Thursday, 28 May 2009

All the analysis you need

However many trees have been felled to bring you in-depth coverage of the expenses scandal, it's hard to beat the succinct analysis of ITN's political editor.

Tom Bradby's conclusion, as written in Total Politics magazine?

"A small minority of MPs has been completely and utterly taking the p***." [my asterisks]

It probably works better in print. Somehow I can't hear Tom saying it on air, before adding "and now back to you in the studio, Trevor".

Wrong place, wrong time

In journalism, as in the Manchester United penalty area, there's no substitute for being in the right place at the right time.

As the Commons Speaker fell on his sword for the first time in more than 300 years, I was more than 5,000 miles from Westminster, filming in South Africa.

I'd left these shores with the naive belief that the Chancellor was one person who would know how to fill in a tax return. Not for the first time this month, conventional assumptions have been challenged.

I returned to discover my taxes had been spent on duck islands, staff quarters, Farrow & Ball wallpaper, childcare for a Minister's staff and enough large screen TVs to keep several windfarms ticking over.

There was also a further shift in the political mood, with even those MPs who believed the media were setting themselves up as arbiters of morality now apologising for their role in a discredited system.

Julie Kirkbride is still hanging on as MP for Bromsgrove despite today's Telegraph headlines.

When politicians take to the airwaves to use "my little boy" as a justification for their use of public funds, you know they're in trouble.
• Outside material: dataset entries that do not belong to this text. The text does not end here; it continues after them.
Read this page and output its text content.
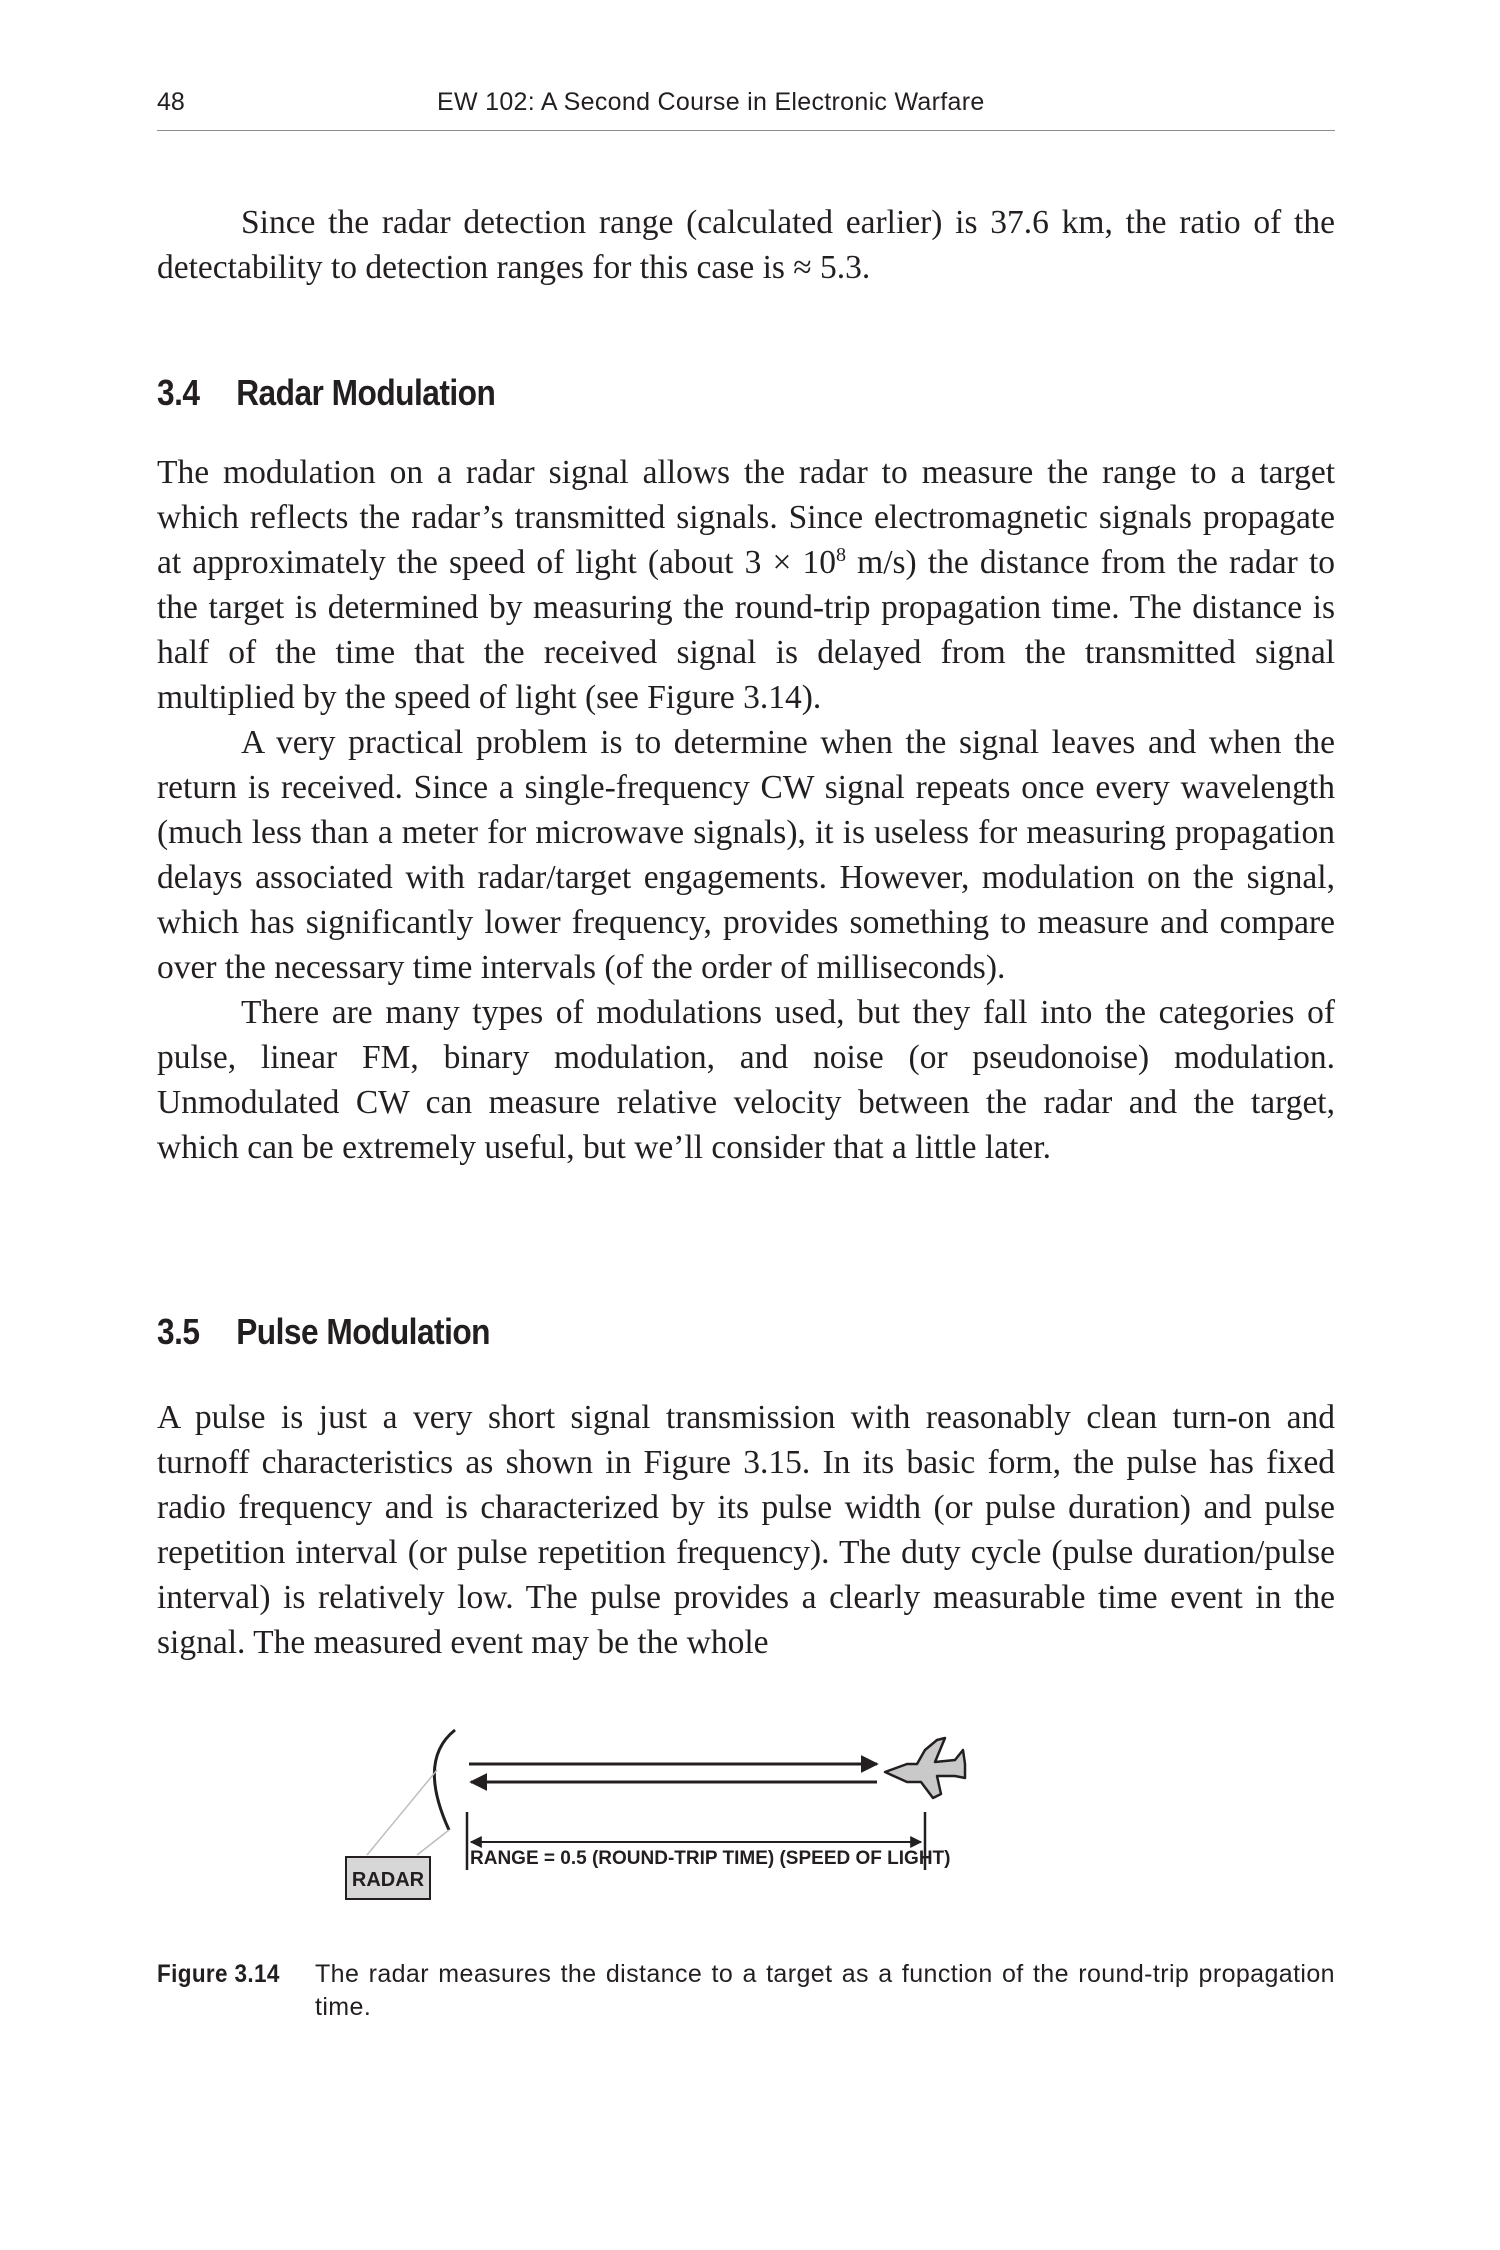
48	EW 102: A Second Course in Electronic Warfare

Since the radar detection range (calculated earlier) is 37.6 km, the ratio of the detectability to detection ranges for this case is ≈ 5.3.

3.4 Radar Modulation

The modulation on a radar signal allows the radar to measure the range to a target which reflects the radar’s transmitted signals. Since electromagnetic signals propagate at approximately the speed of light (about $3 \times 10^8$ m/s) the distance from the radar to the target is determined by measuring the round-trip propagation time. The distance is half of the time that the received signal is delayed from the transmitted signal multiplied by the speed of light (see Figure 3.14).

A very practical problem is to determine when the signal leaves and when the return is received. Since a single-frequency CW signal repeats once every wavelength (much less than a meter for microwave signals), it is useless for measuring propagation delays associated with radar/target engagements. However, modulation on the signal, which has significantly lower frequency, provides something to measure and compare over the necessary time intervals (of the order of milliseconds).

There are many types of modulations used, but they fall into the categories of pulse, linear FM, binary modulation, and noise (or pseudonoise) modulation. Unmodulated CW can measure relative velocity between the radar and the target, which can be extremely useful, but we’ll consider that a little later.

3.5 Pulse Modulation

A pulse is just a very short signal transmission with reasonably clean turn-on and turnoff characteristics as shown in Figure 3.15. In its basic form, the pulse has fixed radio frequency and is characterized by its pulse width (or pulse duration) and pulse repetition interval (or pulse repetition frequency). The duty cycle (pulse duration/pulse interval) is relatively low. The pulse provides a clearly measurable time event in the signal. The measured event may be the whole

RADAR
RANGE = 0.5 (ROUND-TRIP TIME) (SPEED OF LIGHT)
Figure 3.14 The radar measures the distance to a target as a function of the round-trip propagation time.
You wouldn't put your mortgage, taxpayer-funded or otherwise, on her survival hopes.

I returned in time to read Elfyn Llwyd's transparent explanation of his own expenses in yesterday's Daily Post.

Mr Llwyd stressed his frugality by telling the paper: "I live south of the river".

Those of us who find ourselves in the same geographically challenged situation look forward to the sympathy of MPs and perhaps the odd food parcel sent with a Meirionnydd postmark.

UPDATE: Julie Kirkbride has announced that she is standing down at the next election, as will the Labour MP Margaret Moran.